KUALA LUMPUR: The abrupt steep fall in global oil prices that has forced industry players to adjust to the “new normal” — low crude prices coupled with high cost pressures, Malaysian oil and gas services and equipment (OGSE) companies in fact fared better than regional and international players.

Speaking at the exclusive briefing organised by Malaysia Petroleum Resources Corp (MPRC), Malaysian Offshore Vessels Owners’ Association president Amir Hamzah Azizan said that the analysis showed the national oil and gas (O&G) industry is still resilient and stands a greater chance compared with other markets to rise from the current industry downturn.

“Let’s see this as an opportunity for our industry and country to rise from this downtrend. The landscape is changing globally but there is still great value in the industry,” Amir said.

“It is important to look back and understand what the future holds for us — how our O&G players can move forward, compete on a broader scale and ensure that the last man standing is us,” he added.

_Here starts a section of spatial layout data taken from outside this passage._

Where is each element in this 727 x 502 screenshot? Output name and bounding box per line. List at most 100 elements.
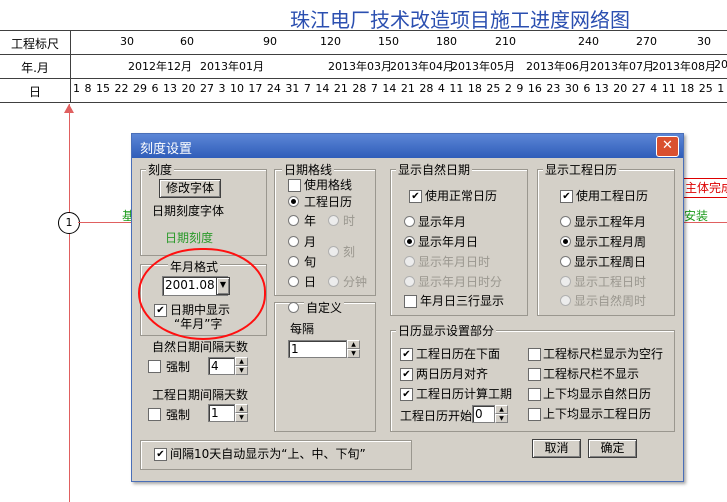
month-cell: 2013年03月 xyxy=(328,60,392,73)
grid-month-radio[interactable] xyxy=(288,236,299,247)
ok-button[interactable]: 确定 xyxy=(588,439,637,458)
show-nat-week-radio[interactable] xyxy=(560,295,571,306)
grid-quarter-radio[interactable] xyxy=(328,246,339,257)
date-font-label: 日期刻度字体 xyxy=(152,204,225,218)
chart-title: 珠江电厂技术改造项目施工进度网络图 xyxy=(290,8,630,32)
ruler-blank-label: 工程标尺栏显示为空行 xyxy=(543,347,664,361)
show-ymd-label: 显示年月日 xyxy=(418,235,479,249)
use-grid-label: 使用格线 xyxy=(304,178,353,192)
month-cell: 2013年04月 xyxy=(390,60,454,73)
grid-hour-label: 时 xyxy=(343,214,356,228)
scale-tick: 120 xyxy=(320,35,341,48)
both-work-checkbox[interactable] xyxy=(528,408,541,421)
month-cell: 2012年12月 xyxy=(128,60,192,73)
use-normal-calendar-checkbox[interactable]: ✔ xyxy=(409,190,422,203)
work-start-input[interactable]: 0 xyxy=(472,405,496,423)
natural-force-label: 强制 xyxy=(166,360,191,374)
show-ymdh-radio[interactable] xyxy=(404,256,415,267)
grid-month-label: 月 xyxy=(304,235,317,249)
grid-xun-label: 旬 xyxy=(304,255,317,269)
timeline-marker xyxy=(69,104,70,502)
natural-date-label: 显示自然日期 xyxy=(396,161,473,178)
show-work-dh-radio[interactable] xyxy=(560,276,571,287)
scale-tick: 90 xyxy=(263,35,277,48)
use-work-calendar-checkbox[interactable]: ✔ xyxy=(560,190,573,203)
dialog-titlebar[interactable]: 刻度设置 ✕ xyxy=(132,134,683,158)
milestone-tag: 主体完成 xyxy=(682,178,727,198)
calendar-settings-label: 日历显示设置部分 xyxy=(396,322,497,339)
show-work-mw-label: 显示工程月周 xyxy=(574,235,647,249)
show-ymdhm-radio[interactable] xyxy=(404,276,415,287)
show-ym-radio[interactable] xyxy=(404,216,415,227)
modify-font-button[interactable]: 修改字体 xyxy=(159,179,221,198)
grid-day-radio[interactable] xyxy=(288,276,299,287)
grid-year-radio[interactable] xyxy=(288,215,299,226)
both-natural-checkbox[interactable] xyxy=(528,388,541,401)
natural-interval-label: 自然日期间隔天数 xyxy=(152,340,249,354)
row-label-month: 年.月 xyxy=(21,61,49,75)
ruler-blank-checkbox[interactable] xyxy=(528,348,541,361)
grid-quarter-label: 刻 xyxy=(343,245,356,259)
work-force-checkbox[interactable] xyxy=(148,408,161,421)
every-label: 每隔 xyxy=(290,322,315,336)
work-interval-label: 工程日期间隔天数 xyxy=(152,388,249,402)
grid-hour-radio[interactable] xyxy=(328,215,339,226)
work-start-label: 工程日历开始 xyxy=(400,409,473,423)
grid-line xyxy=(0,102,727,103)
show-ym-label: 显示年月 xyxy=(418,215,467,229)
show-work-ym-radio[interactable] xyxy=(560,216,571,227)
month-cell: 2013年01月 xyxy=(200,60,264,73)
show-work-dh-label: 显示工程日时 xyxy=(574,275,647,289)
align-months-checkbox[interactable]: ✔ xyxy=(400,368,413,381)
grid-year-label: 年 xyxy=(304,214,317,228)
custom-label: 自定义 xyxy=(304,299,345,316)
grid-line xyxy=(70,30,71,102)
custom-radio[interactable] xyxy=(288,302,299,313)
ruler-hidden-checkbox[interactable] xyxy=(528,368,541,381)
scale-tick: 150 xyxy=(378,35,399,48)
use-work-calendar-label: 使用工程日历 xyxy=(576,189,649,203)
show-work-mw-radio[interactable] xyxy=(560,236,571,247)
grid-line xyxy=(0,78,727,79)
grid-minute-radio[interactable] xyxy=(328,276,339,287)
network-node[interactable]: 1 xyxy=(58,212,80,234)
work-force-label: 强制 xyxy=(166,408,191,422)
grid-line xyxy=(0,30,727,31)
work-start-spinner[interactable]: ▲ ▼ xyxy=(494,405,508,423)
show-work-wd-radio[interactable] xyxy=(560,256,571,267)
work-bottom-checkbox[interactable]: ✔ xyxy=(400,348,413,361)
three-rows-label: 年月日三行显示 xyxy=(420,294,505,308)
scale-group-label: 刻度 xyxy=(146,161,175,178)
natural-interval-spinner[interactable]: ▲ ▼ xyxy=(234,357,248,375)
show-nat-week-label: 显示自然周时 xyxy=(574,294,647,308)
work-interval-spinner[interactable]: ▲ ▼ xyxy=(234,404,248,422)
three-rows-checkbox[interactable] xyxy=(404,295,417,308)
close-button[interactable]: ✕ xyxy=(656,136,679,157)
both-natural-label: 上下均显示自然日历 xyxy=(543,387,652,401)
grid-xun-radio[interactable] xyxy=(288,256,299,267)
grid-day-label: 日 xyxy=(304,275,317,289)
annotation-circle xyxy=(138,248,266,340)
cancel-button[interactable]: 取消 xyxy=(532,439,581,458)
use-normal-calendar-label: 使用正常日历 xyxy=(425,189,498,203)
work-bottom-label: 工程日历在下面 xyxy=(416,347,501,361)
scale-tick: 270 xyxy=(636,35,657,48)
row-label-day: 日 xyxy=(28,85,41,99)
calc-by-work-checkbox[interactable]: ✔ xyxy=(400,388,413,401)
show-ymd-radio[interactable] xyxy=(404,236,415,247)
auto-xun-checkbox[interactable]: ✔ xyxy=(154,448,167,461)
month-cell: 201 xyxy=(714,58,727,71)
natural-force-checkbox[interactable] xyxy=(148,360,161,373)
use-grid-checkbox[interactable] xyxy=(288,179,301,192)
scale-tick: 30 xyxy=(697,35,711,48)
work-calendar-radio[interactable] xyxy=(288,196,299,207)
day-row: 1 8 15 22 29 6 13 20 27 3 10 17 24 31 7 … xyxy=(73,82,727,95)
grid-line xyxy=(0,54,727,55)
scale-tick: 60 xyxy=(180,35,194,48)
align-months-label: 两日历月对齐 xyxy=(416,367,489,381)
every-input[interactable]: 1 xyxy=(288,340,350,358)
both-work-label: 上下均显示工程日历 xyxy=(543,407,652,421)
auto-xun-label: 间隔10天自动显示为“上、中、下旬” xyxy=(170,447,366,461)
every-spinner[interactable]: ▲ ▼ xyxy=(346,340,360,358)
scale-tick: 180 xyxy=(436,35,457,48)
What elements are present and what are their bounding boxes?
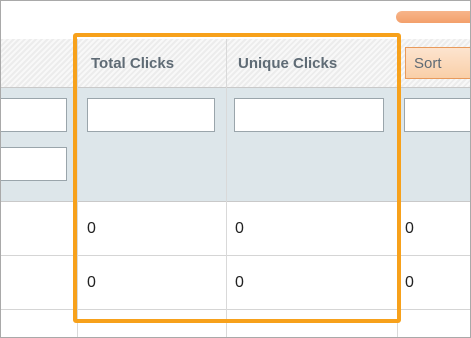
grid-header-row: Total Clicks Unique Clicks (1, 39, 470, 88)
next-column-cell: 0 (405, 219, 414, 237)
accent-strip (396, 11, 470, 23)
filter-input-next[interactable] (404, 98, 470, 132)
unique-clicks-cell: 0 (235, 219, 244, 237)
header-cell-prev (1, 39, 77, 87)
total-clicks-cell: 0 (87, 219, 96, 237)
column-header-total-clicks-label: Total Clicks (91, 54, 175, 72)
unique-clicks-filter-input[interactable] (234, 98, 384, 132)
table-row: 0 0 0 (1, 256, 470, 310)
column-divider (226, 39, 227, 337)
filter-row (1, 88, 470, 202)
column-divider (397, 39, 398, 337)
column-divider (77, 39, 78, 337)
table-row: 0 0 0 (1, 202, 470, 256)
sort-button-label: Sort (414, 54, 442, 72)
filter-input-prev-top[interactable] (1, 98, 67, 132)
grid-frame: Total Clicks Unique Clicks Sort 0 0 0 0 … (0, 0, 471, 338)
column-header-unique-clicks[interactable]: Unique Clicks (228, 39, 398, 87)
filter-input-prev-bottom[interactable] (1, 147, 67, 181)
sort-button[interactable]: Sort (405, 47, 470, 79)
total-clicks-cell: 0 (87, 273, 96, 291)
column-header-total-clicks[interactable]: Total Clicks (83, 39, 227, 87)
column-header-unique-clicks-label: Unique Clicks (238, 54, 338, 72)
unique-clicks-cell: 0 (235, 273, 244, 291)
total-clicks-filter-input[interactable] (87, 98, 215, 132)
next-column-cell: 0 (405, 273, 414, 291)
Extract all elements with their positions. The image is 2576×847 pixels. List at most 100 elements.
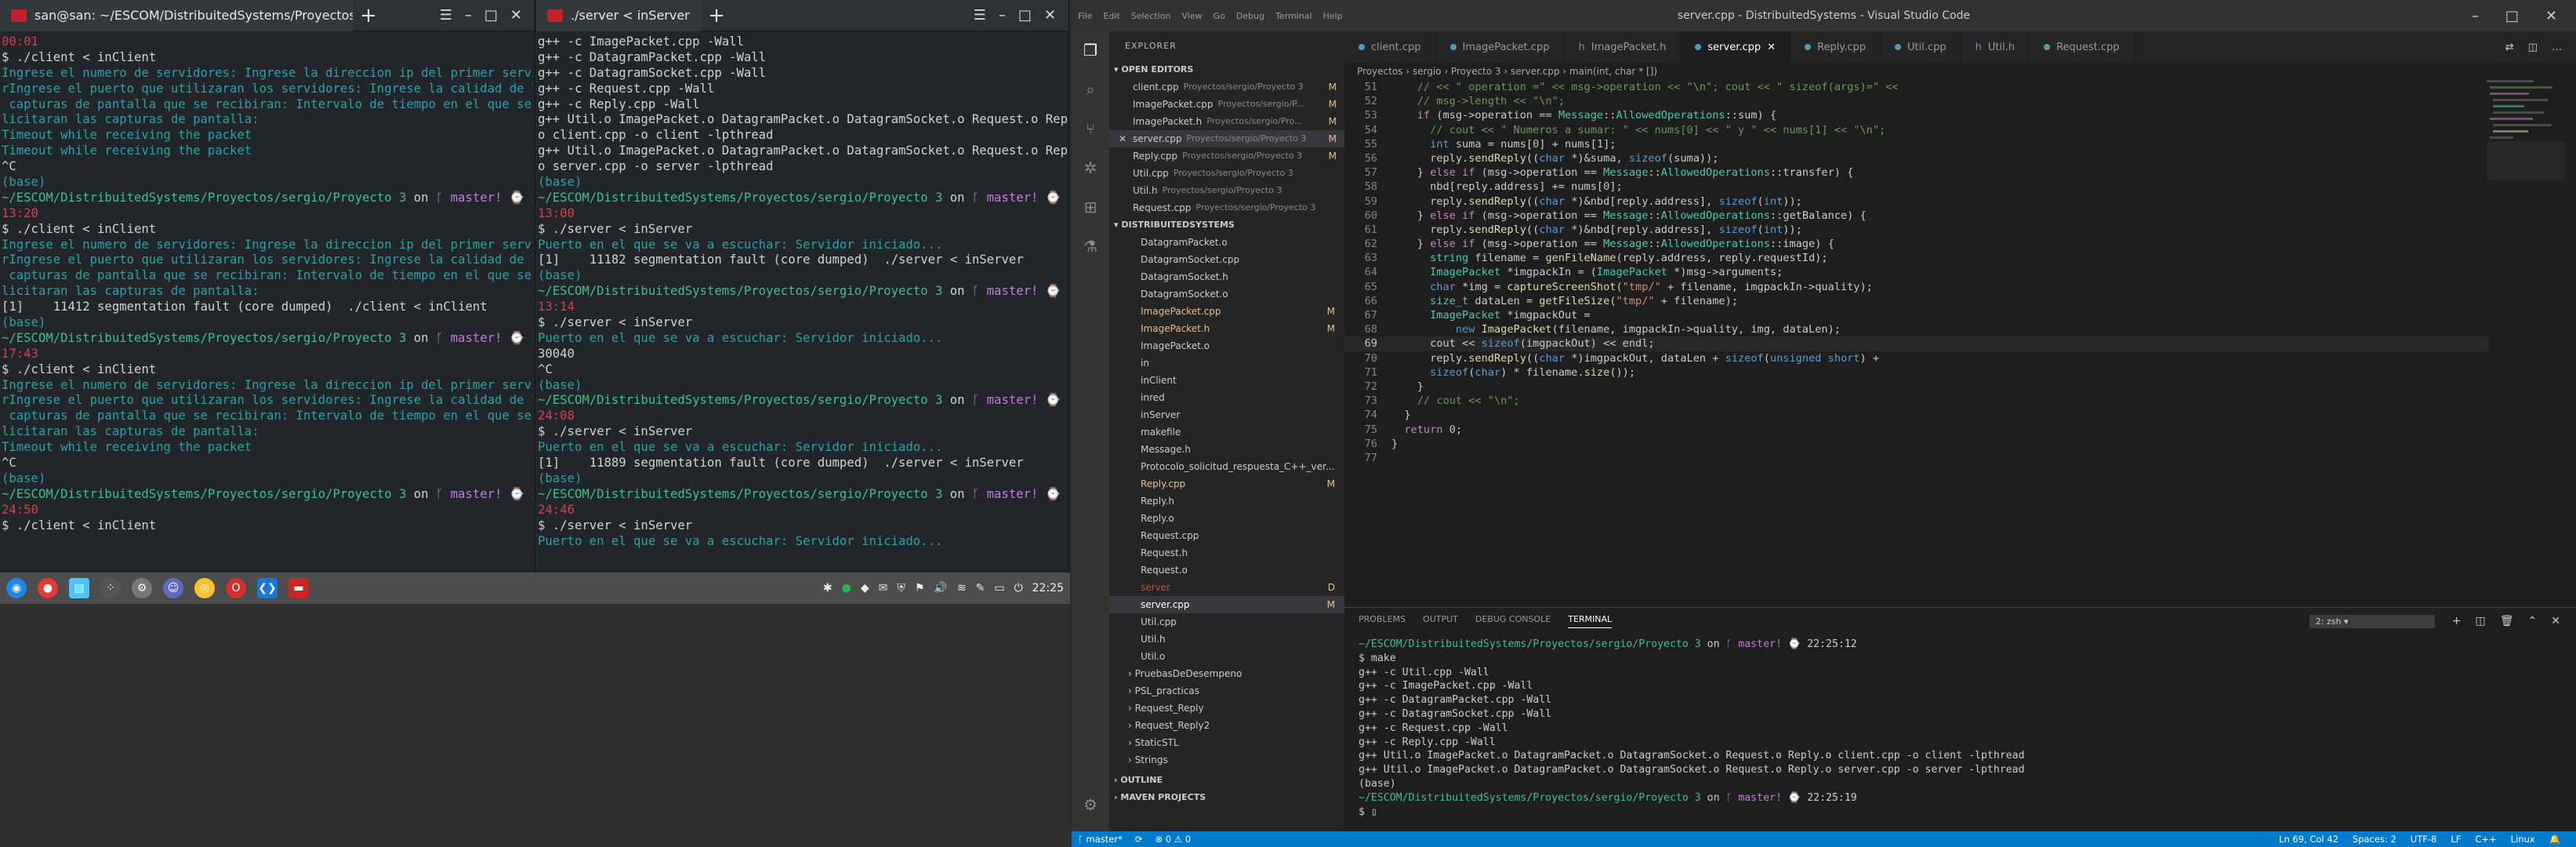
file-tree-item[interactable]: ImagePacket.o (1109, 337, 1344, 354)
close-panel-icon[interactable]: ✕ (2551, 615, 2560, 627)
search-icon[interactable]: ⌕ (1079, 78, 1101, 100)
breadcrumb[interactable]: Proyectos › sergio › Proyecto 3 › server… (1344, 63, 2576, 80)
file-tree-item[interactable]: inServer (1109, 406, 1344, 424)
close-icon[interactable]: ✕ (510, 7, 522, 24)
spotify-icon[interactable]: ● (842, 582, 851, 594)
file-tree-item[interactable]: makefile (1109, 424, 1344, 441)
open-editor-item[interactable]: Util.h Proyectos/sergio/Proyecto 3 (1109, 182, 1344, 199)
file-tree-item[interactable]: DatagramSocket.h (1109, 268, 1344, 285)
open-editor-item[interactable]: ✕ server.cpp Proyectos/sergio/Proyecto 3 M (1109, 130, 1344, 147)
terminal-app-icon[interactable]: ▬ (288, 578, 309, 598)
settings-icon[interactable]: ⚙ (132, 578, 152, 598)
minimap[interactable] (2487, 80, 2565, 237)
maximize-icon[interactable]: □ (484, 7, 498, 24)
open-editor-item[interactable]: Reply.cpp Proyectos/sergio/Proyecto 3 M (1109, 147, 1344, 165)
editor-tab[interactable]: server.cpp ✕ (1681, 31, 1791, 63)
panel-tab-debug-console[interactable]: DEBUG CONSOLE (1475, 614, 1551, 628)
close-tab-icon[interactable]: ✕ (1767, 42, 1776, 53)
terminal-tab[interactable]: ./server < inServer (536, 0, 701, 31)
dropbox-icon[interactable]: ◆ (861, 582, 869, 594)
extensions-icon[interactable]: ⊞ (1079, 196, 1101, 218)
bluetooth-icon[interactable]: ✱ (823, 582, 833, 594)
file-tree-item[interactable]: DatagramPacket.o (1109, 234, 1344, 251)
maximize-icon[interactable]: □ (2505, 8, 2519, 24)
folder-item[interactable]: › PruebasDeDesempeno (1109, 665, 1344, 682)
open-editor-item[interactable]: client.cpp Proyectos/sergio/Proyecto 3 M (1109, 78, 1344, 96)
minimize-icon[interactable]: – (2472, 8, 2479, 24)
file-tree-item[interactable]: Protocolo_solicitud_respuesta_C++_ver... (1109, 458, 1344, 475)
os-indicator[interactable]: Linux (2511, 834, 2535, 845)
code-editor[interactable]: 51 // << " operation =" << msg->operatio… (1344, 80, 2489, 551)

The finding is based on an analysis by MPRC on the top 100 OGSEs in Malaysia (MPRC100) by revenue for 2015.

Out of the top 20 OGSEs in the Southeast Asian region (on the basis of total quarterly revenue), nine were from Malaysia, eight were from Singapore, two were from Vietnam and one was from Indonesia.

Of the nine Malaysian OGSEs, the top three companies were SapuraKencana Petroleum Bhd (US$3.02 billion), MISC Bhd (US$2.81 billion) and Dialog Group Bhd (US$685 million).

Leading the pack was Singapore’s Keppel Corp Ltd, which generated US$7.49 billion in quarterly revenue in 2015, followed by Sembcorp Marine Ltd (quarterly top line stood at US$3.62 billion) and SapuraKencana.

“Using these financial data (quarterly revenue, profit before tax margins and fixed assets), we found that Malaysian companies have been catching up with their regional peers in terms of revenue and have surpassed them in terms of total fixed assets,” explained MPRC’s senior vice president, Industry and Market Enabler, Syed Azlan Syed Ibrahim.

“In addition, we found that the top Malaysian players were not as severely affected when compared with their regional peers,” he added.

This, according to the study, was partly due to the concentration of regional players in the upstream capital expenditure segments, such as fabrication as well as transportation and installation.

On the flipside, Malaysian players are spread across the value and supply chain, contributing their expertise and services in various other segments within the industry.

The OGSE sector’s fixed assets amounted to RM120.8 billion in 2015, with MPRC100 companies holding a sizeable proportion or 96.9% of the sector’s total fixed assets during the year.

The increase in fixed assets, the study shows, was driven mainly by construction and delivery of new assets already committed in the previous years.

The study also reveals a significant drop in the companies’ profit before tax in 2015. The sharp fall was attributed to losses arising from asset impairment recognised by offshore drilling rig, vessel owners due to declining rates, and lower demand for their assets. “This shows Malaysian OGSE companies have started taking measures to adjust to the new operating environment,” said Syed Azlan.